For the most part I believe that we attract circumstance into our lives, but there are always still those wild cards, the mishaps (and the lucky breaks) and the unexpected happenings. We don’t live in isolation, and sometimes our lives are affected by the actions of others even if we didn’t attract them.
Sometimes, though, I think bad things happen to good people to remind them that they are loved.
Let me explain. Sometimes the “bad thing” itself is not what the life lesson is all about. Sometimes the whole focus is on what happens NEXT.
I recently had a break in at my home. I was fortunate enough that it happened while we were not at home, so no-one was hurt. This criminal came into my home and took all of my daughter’s hard earned holiday money, my one or two (slightly) valuable pieces of jewelry, and odd things like my daughter’s USB speaker.
Needless to say I was (and still kind of am) pissed off about it all. How the hell can it be fair? When you have so little and work so hard for what you have got, that someone can just come in and take it? Not to mention feeling afraid, violated and in danger. All highly sucky shit.
What happened NEXT, though, made me feel pretty wow-ed out.
When the people I know started to hear about what happened I started to receive phone calls and messages. At my office I had one co-worker who stepped in and discreetly replaced all of the cash that was taken from my daughter. Then the next day I came in to find an envelope of cash on my desk, which everyone else had rallied together to raise. Some of which has gone towards the stolen piggy bank and some towards new window locks and things where the break in happened. I then also received a call from my employer (who’s away) who wants to assist with upping my security.
The long and short of it is, my people were there for me. They rallied around us in our time of need. Rather than being broken and bummed out about how terrible some people are (I have to not think about it too hard, I’m still in the angry phase), I am instead stuck by how kind, selfless and generous people can be.
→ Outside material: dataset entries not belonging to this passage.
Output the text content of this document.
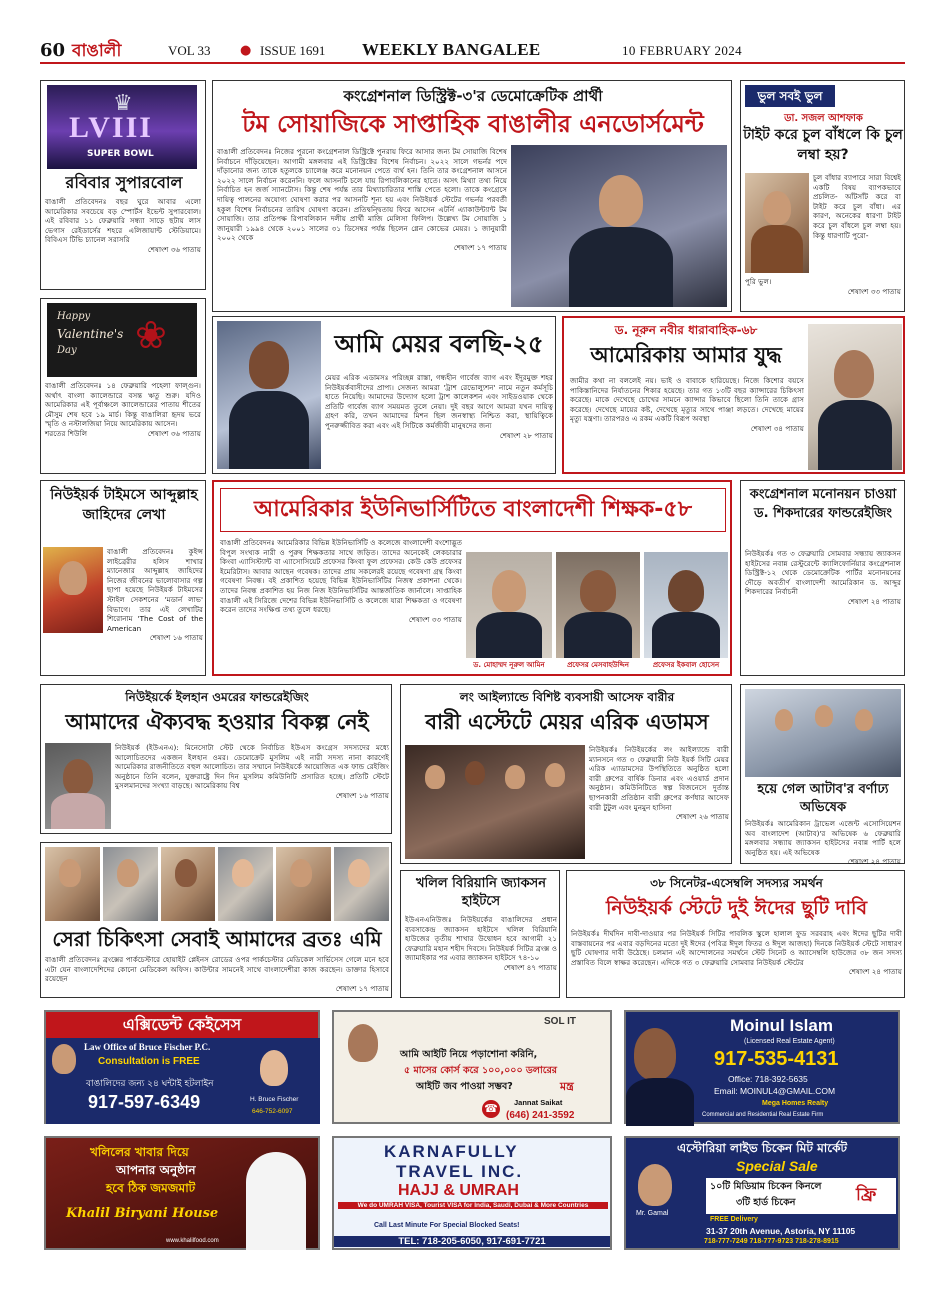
60 বাঙালী	VOL 33 ● ISSUE 1691 WEEKLY BANGALEE	10 FEBRUARY 2024
♛
LVIII
SUPER BOWL
রবিবার সুপারবোল
বাঙালী প্রতিবেদনঃ বছর ঘুরে আবার এলো আমেরিকার সবচেয়ে বড় স্পোর্টস ইভেন্ট সুপারবোল। এই রবিবার ১১ ফেব্রুয়ারি সন্ধ্যা সাড়ে ছটায় লাস ভেগাস রেইডার্সের শহরে এলিজায়ান্ট স্টেডিয়ামে। বিবিএস টিভি চ্যানেল সরাসরি
শেষাংশ ৩৬ পাতায়
কংগ্রেশনাল ডিস্ট্রিক্ট-৩'র ডেমোক্রেটিক প্রার্থী
টম সোয়াজিকে সাপ্তাহিক বাঙালীর এনডোর্সমেন্ট
বাঙালী প্রতিবেদনঃ নিজের পুরনো কংগ্রেশনাল ডিস্ট্রিক্টে পুনরায় ফিরে আসার জন্য টম সোয়াজি বিশেষ নির্বাচনে দাঁড়িয়েছেন। আগামী মঙ্গলবার এই ডিস্ট্রিক্টের বিশেষ নির্বাচন। ২০২২ সালে গভর্নর পদে দাঁড়ানোর জন্য তাকে হতুলকে চ্যালেঞ্জ করে মনোনয়ন পেতে ব্যর্থ হন। তিনি তার কংগ্রেশনাল আসনে ২০২২ সালে নির্বাচন করেননি। ফলে আসনটি চলে যায় রিপাবলিকানের হাতে। অসৎ মিথ্যা তথ্য নিয়ে নির্বাচিত হন জর্জ স্যানটোস। কিন্তু শেষ পর্যন্ত তার মিথ্যাচারিতার শাস্তি পেতে হলো। তাকে কংগ্রেসে দায়িত্ব পালনের অযোগ্য ঘোষণা করার পর আসনটি শূন্য হয় এবং নিউইয়র্ক স্টেটের গভর্নর পরবর্তী হকুল বিশেষ নির্বাচনের তারিখ ঘোষণা করেন। প্রতিদ্বন্দ্বিতায় ফিরে আসেন এটর্নি এ্যাকাউন্ট্যান্ট টম সোয়াজি। তার প্রতিপক্ষ রিপাবলিকান দলীয় প্রার্থী মাজি মেলিসা ফিলিপ। উল্লেখ্য টম সোয়াজি ১ জানুয়ারী ১৯৯৪ থেকে ২০০১ সালের ৩১ ডিসেম্বর পর্যন্ত ছিলেন গ্লেন কোভের মেয়র। ১ জানুয়ারী ২০০২ থেকে
শেষাংশ ১৭ পাতায়
ভুল সবই ভুল
ডা. সজল আশফাক
টাইট করে চুল বাঁধলে কি চুল লম্বা হয়?
চুল বাঁধার ব্যাপারে সারা বিশ্বেই একটি বিষয় ব্যাপকভাবে প্রচলিত- আঁটসাঁট করে বা টাইট করে চুল বাঁধা। এর কারণ, অনেকের ধারণা টাইট করে চুল বাঁধলে চুল লম্বা হয়। কিন্তু ধারণাটি পুরো-
পুরি ভুল।
শেষাংশ ৩৩ পাতায়
Happy
Valentine's
Day ❀
বাঙালী প্রতিবেদনঃ ১৪ ফেব্রুয়ারি পহেলা ফাল্গুন। অর্থাৎ বাংলা ক্যালেন্ডারে বসন্ত ঋতু শুরু। যদিও আমেরিকার এই পূর্বাঞ্চলে ক্যালেন্ডারের পাতায় শীতের মৌসুম শেষ হবে ১৯ মার্চ। কিন্তু বাঙালিরা হৃদয় ভরে স্মৃতি ও নস্টালজিয়া নিয়ে আমেরিকায় আসেন।
শরতের শিউলি	শেষাংশ ৩৬ পাতায়
আমি মেয়র বলছি-২৫
মেয়র এরিক এডামসঃ পরিচ্ছন্ন রাস্তা, গন্ধহীন গার্বেজ ব্যাগ এবং ইঁদুরমুক্ত শহর নিউইয়র্কবাসীদের প্রাপ্য। সেজন্য আমরা 'ট্রাশ রেভোল্যুশন' নামে নতুন কর্মসূচি হাতে নিয়েছি। আমাদের উদ্যোগ হলো ট্রাশ কালেকশন এবং সাইডওয়াক থেকে প্রতিটি গার্বেজ ব্যাগ সময়মত তুলে নেয়া। দুই বছর আগে আমরা যখন দায়িত্ব গ্রহণ করি, তখন আমাদের মিশন ছিল জনস্বাস্থ্য নিশ্চিত করা, স্থায়িত্বিকে পুনরুজ্জীবিত করা এবং এই সিটিকে কর্মজীবী মানুষদের জন্য
শেষাংশ ২৮ পাতায়
ড. নূরুন নবীর ধারাবাহিক-৬৮
আমেরিকায় আমার যুদ্ধ
জামীর কথা না বললেই নয়। ভাই ও বাবাকে হারিয়েছে। নিজে কিশোর বয়সে পাকিস্তানিদের নির্যাতনের শিকার হয়েছে। তার গত ১৩টি বছর ক্যান্সারের চিকিৎসা করেছে। মাকে দেখেছে চোখের সামনে ক্যান্সার কিভাবে ছিলো তিনি তাকে গ্রাস করেছে। দেখেছে মায়ের কষ্ট, দেখেছে মৃত্যুর সাথে পাঞ্জা লড়তে। দেখেছে মায়ের মৃত্যু যন্ত্রণা। তারপরও এ রকম একটি বিরূপ অবস্থা
শেষাংশ ৩৪ পাতায়
নিউইয়র্ক টাইমসে আব্দুল্লাহ জাহিদের লেখা
বাঙালী প্রতিবেদনঃ কুইন্স লাইব্রেরীর হলিস শাখার ম্যানেজার আব্দুল্লাহ জাহিদের নিজের জীবনের ভালোবাসার গল্প ছাপা হয়েছে নিউইয়র্ক টাইমসের স্টাইল সেকশনের 'মডার্ন লাভ' বিভাগে। তার এই লেখাটির শিরোনাম 'The Cost of the American
শেষাংশ ১৬ পাতায়
আমেরিকার ইউনিভার্সিটিতে বাংলাদেশী শিক্ষক-৫৮
বাঙালী প্রতিবেদনঃ আমেরিকার বিভিন্ন ইউনিভার্সিটি ও কলেজে বাংলাদেশী বংশোদ্ভূত বিপুল সংখ্যক নারী ও পুরুষ শিক্ষকতার সাথে জড়িত। তাদের অনেকেই লেকচারার কিংবা এ্যাসিস্ট্যান্ট বা এ্যাসোসিয়েট প্রফেসর কিংবা ফুল প্রফেসর। কেউ কেউ প্রফেসর ইমেরিটাস। আবার আছেন গবেষক। তাদের প্রায় সকলেরই রয়েছে গবেষণা গ্রন্থ কিংবা গবেষণা নিবন্ধ। বই প্রকাশিত হয়েছে বিভিন্ন ইউনিভার্সিটির নিজস্ব প্রকাশনা থেকে। তাদের নিবন্ধ প্রকাশিত হয় নিজ নিজ ইউনিভার্সিটির আন্তর্জাতিক জার্নালে। সাপ্তাহিক বাঙালী এই সিরিজে দেশের বিভিন্ন ইউনিভার্সিটি ও কলেজে যারা শিক্ষকতা ও গবেষণা করেন তাদের সংক্ষিপ্ত তথ্য তুলে ধরছে।
শেষাংশ ৩৩ পাতায়
ড. মোহাম্মদ নূরুল আমিন	প্রফেসর মেসবাহউদ্দিন	প্রফেসর ইকবাল হোসেন
কংগ্রেশনাল মনোনয়ন চাওয়া ড. শিকদারের ফান্ডরেইজিং
নিউইয়র্কঃ গত ৩ ফেব্রুয়ারি সোমবার সন্ধ্যায় জ্যাকসন হাইটসের নবান্ন রেস্টুরেন্টে ক্যালিফোর্নিয়ার কংগ্রেশনাল ডিস্ট্রিক্ট-১২ থেকে ডেমোক্রেটিক পার্টির মনোনয়নের দৌড়ে অবতীর্ণ বাংলাদেশী আমেরিকান ড. আব্দুর শিকদারের নির্বাচনী
শেষাংশ ২৪ পাতায়
নিউইয়র্কে ইলহান ওমরের ফান্ডরেইজিং
আমাদের ঐক্যবদ্ধ হওয়ার বিকল্প নেই
নিউইয়র্ক (ইউএনএ): মিনেসোটা স্টেট থেকে নির্বাচিত ইউএস কংগ্রেস সদস্যদের মধ্যে আলোচিতদের একজন ইলহান ওমর। ডেমোক্রেট মুসলিম এই নারী সদস্য নানা কারণেই আমেরিকার রাজনীতিতে বহুল আলোচিত। তার সম্মানে নিউইয়র্কে আয়োজিত এক ফান্ড রেইজিং অনুষ্ঠানে তিনি বলেন, যুক্তরাষ্ট্রে দিন দিন মুসলিম কমিউনিটি প্রসারিত হচ্ছে। প্রতিটি স্টেটে মুসলমানদের সংখ্যা বাড়ছে। আমেরিকায় বিশ্ব
শেষাংশ ১৬ পাতায়
লং আইল্যান্ডে বিশিষ্ট ব্যবসায়ী আসেফ বারীর
বারী এস্টেটে মেয়র এরিক এডামস
নিউইয়র্কঃ নিউইয়র্কের লং আইল্যান্ডে বারী ম্যানসনে গত ৩ ফেব্রুয়ারী নিউ ইয়র্ক সিটি মেয়র এরিক এ্যাডামসের উপস্থিতিতে অনুষ্ঠিত হলো বারী গ্রুপের বার্ষিক ডিনার এবং এওয়ার্ড প্রদান অনুষ্ঠান। কমিউনিটিতে স্বল্প বিজনেসে দুর্তান্ত ছাপনকারী প্রতিষ্ঠান বারী গ্রুপের কর্ণধার আসেফ বারী টুটুল এবং মুনমুন হাসিনা
শেষাংশ ২৬ পাতায়
হয়ে গেল আটাব'র বর্ণাঢ্য অভিষেক
নিউইয়র্কঃ আমেরিকান ট্রাভেল এজেন্ট এসোসিয়েশন অব বাংলাদেশ (আটাব)'র অভিষেক ৬ ফেব্রুয়ারি মঙ্গলবার সন্ধ্যায় জ্যাকসন হাইটসের নবান্ন পার্টি হলে অনুষ্ঠিত হয়। এই অভিষেক
শেষাংশ ২৪ পাতায়
সেরা চিকিৎসা সেবাই আমাদের ব্রতঃ এমি
বাঙালী প্রতিবেদনঃ ব্রংক্সের পার্কচেস্টারে হোয়াইট প্লেইনস রোডের ওপর পার্কচেস্টার মেডিকেল সার্ভিসেস গেলে মনে হবে এটা যেন বাংলাদেশিদের কোনো মেডিকেল অফিস। কাউন্টার সামনেই সাথে বাংলাদেশীরা কাজ করছেন। ডাক্তার হিসাবে রয়েছেন
শেষাংশ ১৭ পাতায়
খলিল বিরিয়ানি জ্যাকসন হাইটসে
ইউএনএনিউজঃ নিউইয়র্কের বাঙালিদের প্রধান ব্যবসাকেন্দ্র জ্যাকসন হাইটসে খলিল বিরিয়ানি হাউজের তৃতীয় শাখার উদ্বোধন হবে আগামী ২১ ফেব্রুয়ারি মহান শহীদ দিবসে। নিউইয়র্ক সিটির ব্রংক্স ও জ্যামাইকার পর এবার জ্যাকসন হাইটসে ৭৪-১০
শেষাংশ ৪৭ পাতায়
৩৮ সিনেটর-এসেম্বলি সদস্যর সমর্থন
নিউইয়র্ক স্টেটে দুই ঈদের ছুটি দাবি
নিউইয়র্কঃ দীর্ঘদিন দাবী-দাওয়ার পর নিউইয়র্ক সিটির পাবলিক স্কুলে হালাল ফুড সরবরাহ এবং ঈদের ছুটির দাবী বাস্তবায়নের পর এবার বড়দিনের মতো দুই ঈদের (পবিত্র ঈদুল ফিতর ও ঈদুল আজহা) দিনকে নিউইয়র্ক স্টেটে সাধারণ ছুটি ঘোষণার দাবী উঠেছে। চলমান এই আন্দোলনের সমর্থনে স্টেট সিনেট ও অ্যাসেম্বলি হাউজের ৩৮ জন সদস্য প্রস্তাবিত বিলে স্বাক্ষর করেছেন। এদিকে গত ৩ ফেব্রুয়ারি সোমবার নিউইয়র্ক স্টেটের
শেষাংশ ২৪ পাতায়
এক্সিডেন্ট কেইসেস
Law Office of Bruce Fischer P.C.
Consultation is FREE
বাঙালিদের জন্য ২৪ ঘন্টাই হটলাইন
917-597-6349	H. Bruce Fischer
646-752-6097
SOL IT
আমি আইটি নিয়ে পড়াশোনা করিনি,
৫ মাসের কোর্স করে ১০০,০০০ ডলারের
আইটি জব পাওয়া সম্ভব?	মন্ত্র
Jannat Saikat
(646) 241-3592
☎
Moinul Islam
(Licensed Real Estate Agent)
917-535-4131
Office: 718-392-5635
Email: MOINUL4@GMAIL.COM
Mega Homes Realty
Commercial and Residential Real Estate Firm
খলিলের খাবার দিয়ে
আপনার অনুষ্ঠান
হবে ঠিক জমজমাট
Khalil Biryani House
www.khalilfood.com
KARNAFULLY
TRAVEL INC.
HAJJ & UMRAH
We do UMRAH VISA, Tourist VISA for India, Saudi, Dubai & More Countries
Call Last Minute For Special Blocked Seats!
TEL: 718-205-6050, 917-691-7721
এস্টোরিয়া লাইভ চিকেন মিট মার্কেট
Special Sale
Mr. Gamal
১০টি মিডিয়াম চিকেন কিনলে
৩টি হার্ড চিকেন	ফ্রি
FREE Delivery
31-37 20th Avenue, Astoria, NY 11105
718-777-7249 718-777-9723 718-278-8915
So this is the good that came out of a bad situation. Sometimes bad things happen to good people to remind you that others care. Sometimes you have to take a hit in order to give the people in your life the opportunity to show you that you are meaningful them.
To let them rally around you, and to remind you that when the going gets tough, people care enough to lend a hand. Maybe the biggest problem we have is that we wait for a crisis to ask for help, and to give it. Maybe we all need to learn to be more community orientated all the time – so that no-one is ever in this thing called life alone.
If you have suffered a loss or a trauma, try to look beyond what happened, to what happened next. The people who were there for you – they are golden. Just remember – you have to be open to letting people help you, too. This is something I struggle with. I don’t want to appear needy or clingy or like I am trying to grab for myself. I have learned to be strongly independent and fend for myself (and my kids). I don’t easily accept charity. Maybe that is part of why this happened, because I have to learn to accept kindness as easily as I hand it out.
Now I understand that there are some terrible things that happen, that are not turned around so easily. For these incidents I am truly, deeply sorry. But if no-one got hurt, you have to try and find that silver lining.
Sometimes when bad things happen to good people they can turn out to be good things.